Mut borrow lifetime expanded to the enclosing function

76a52c4
Opened by Carol Schulze at 2020-06-11 18:05:22

Both Rust stable (v1.14) and nightly (468227129 2017-01-03), regardless of optimization flags, will expand the lifetime of an &mut borrow to the enclosing function in a fairly specific case. Here's a minimal snippet that will trigger the bug:

fn foo<'a>(_: &'a mut [&'a str; 0]) {}

fn bar(_: &mut [&str; 0]) {}

fn main() {
    let mut a = [];
    foo(&mut a);
    bar(&mut a);
}

rustc fails with cannot borrow 'a' as mutable more than once at a time. This bug still happens if the array is replaced by at least Vecs and HashMaps. However, it compiles fine if foo takes a slice instead of an array, or if either or both inner and outer lifetime constraints are removed from foo's argument.

I don't know if this is relevant or not, but I compiled my original code with -Z dump-mir both before and after the commit that hit this bug, with both stable and nightly, and the dumped mir for the function that does the borrows is the same in all instances.

  1. I'm now also hitting a case where a simple immutable borrow for a function argument lives longer than the concrete value.
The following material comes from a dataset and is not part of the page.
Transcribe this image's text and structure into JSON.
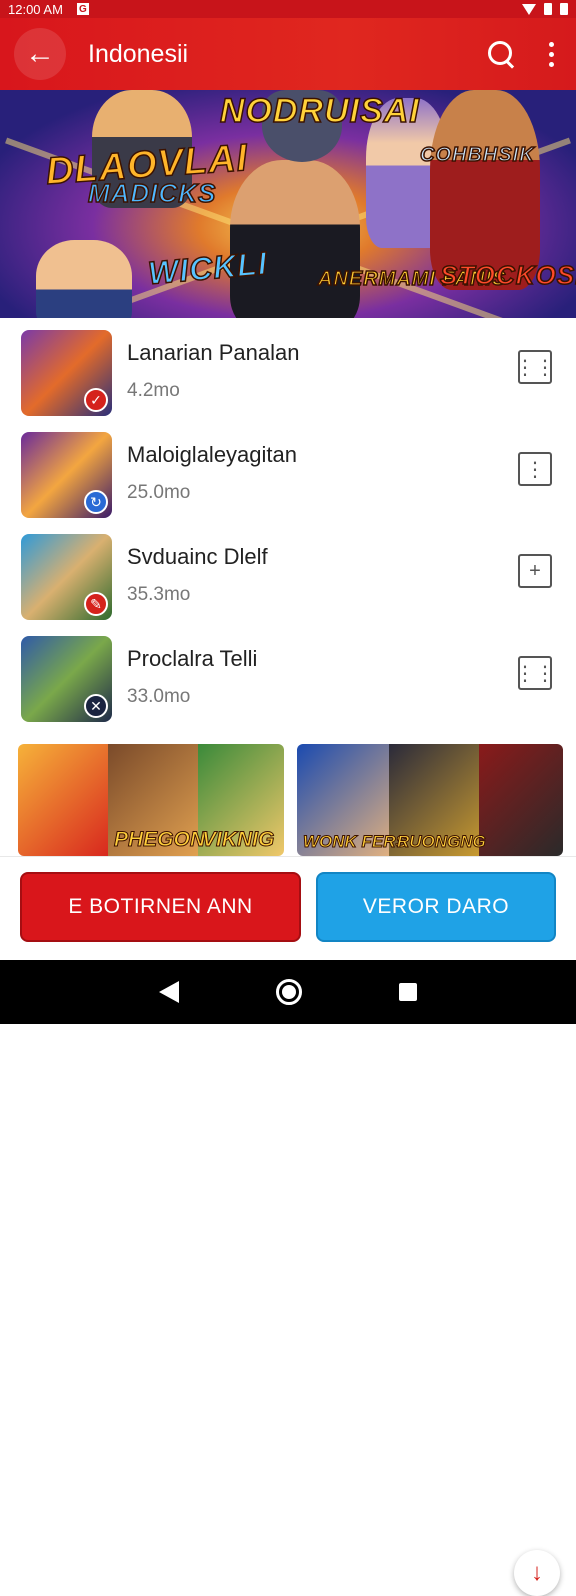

Something akin to this:

    fn foo<'a, T: SomeTrait>(_: &mut T, _: &'a SomeStruct<'a>) {...}
    
    fn main() {
        let mut a = ...;
        let b = SomeStruct::new(...);
        foo(&mut a, &b);
    }
    

    rustc errors out with b does not live long enough, saying that &b lives past the end of the function, outliving b. I'm still trying to find a small test case.

    Both the previous and this error seem to be related to passing an argument with explicit lifetimes in the form &'a SomeStruct<'a>and rustc somehow assigning 'a to a bigger scope than necessary. I'm still fairly new to Rust but &'a SomeStruct<'a> looks ok to me, and is actually the form suggested by rustc to solve some "conflicting requirements".